One change for 2012 was to bring in the DoD’s National Center for Telehealth and Technology, also known as T2, which along with DVBIC and the Center for Deployment Psychology falls under the Defense Centers of Excellence for Psychological Health and Traumatic Brain Injury. T2’s addition to the program includes online technological resources
and applications for those who need help with self-managing issues such as sleep problems.
There’s also a program that uses avatars to help people address their combat experiences, as well as online resources for the families of returning military, and apps to help those on the provider side do things like manage mild TBI. “We’ve seen them demonstrate these resources at other meetings, and we invited them to send a presenter this year; we invited participants to bring their smartphones and tablets so they could be walked through the various resources and apps,” says Grissom.
“We’re starting now to focus on not just raising awareness of the issues,” says the Red Cross’ Kukor, “but also what resources are available and what participants can do to learn more.”
While the program received high marks from the primary care physicians who did attend, the problem of getting more of them to come remains. The partners wonder if the one-day seminar format may be a sticking point for this particular audience.

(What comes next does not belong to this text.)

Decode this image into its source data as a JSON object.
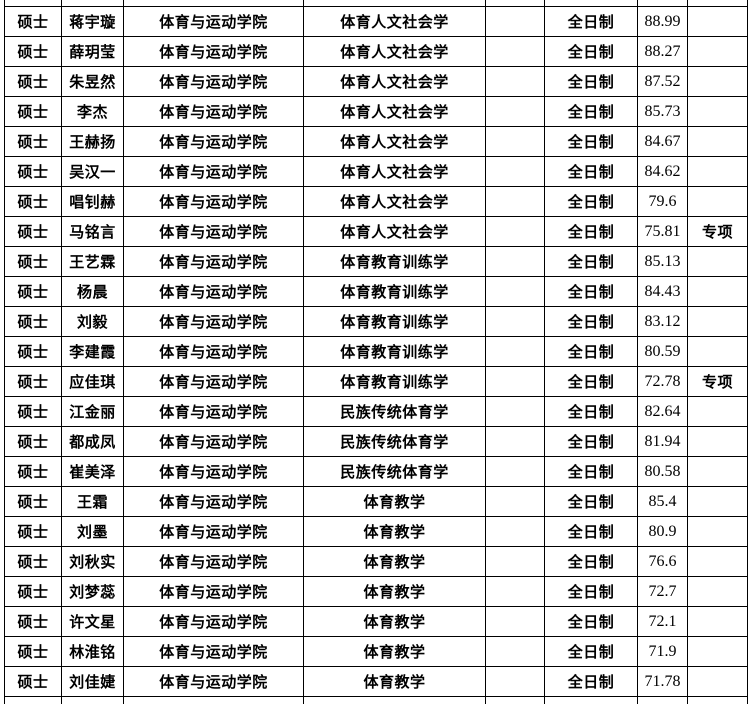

“They need recognition and screening strategies and first-stop management strategies for mild TBI, which is less than what the behavioral health side needs on the topic,” says Grissom. The idea is to streamline the information this type of participant needs into a one- or two-hour session that can be offered as part of other educational events that primary care physicians already attend, or perhaps as a webinar or some other type of online offering.
“We’re looking for more ways to work with our partners,” Grissom says, “especially the Center for Deployment Psychology, because the behavioral interest is so high. We’ll complete the four symposia we have scheduled for this year, then see where we can most usefully take it from there.”
Kukor adds, “We likely will be looking at how we can be a funnel to make what’s out there more useful to the majority of mental health and primary care providers to give them direction once they have awareness of the issues. It might mean adding specific topics; it might mean more collaboration, depending on the feedback we get and what the professional literature says.”
“We do know there is a lot of need, and that people who need help may not be close to a military or VA facility that can assist them,” Grissom points out. “So a community-based approach to meeting their needs is something that needs to be developed more robustly to provide the best and most compassionate services to these folks and their families.”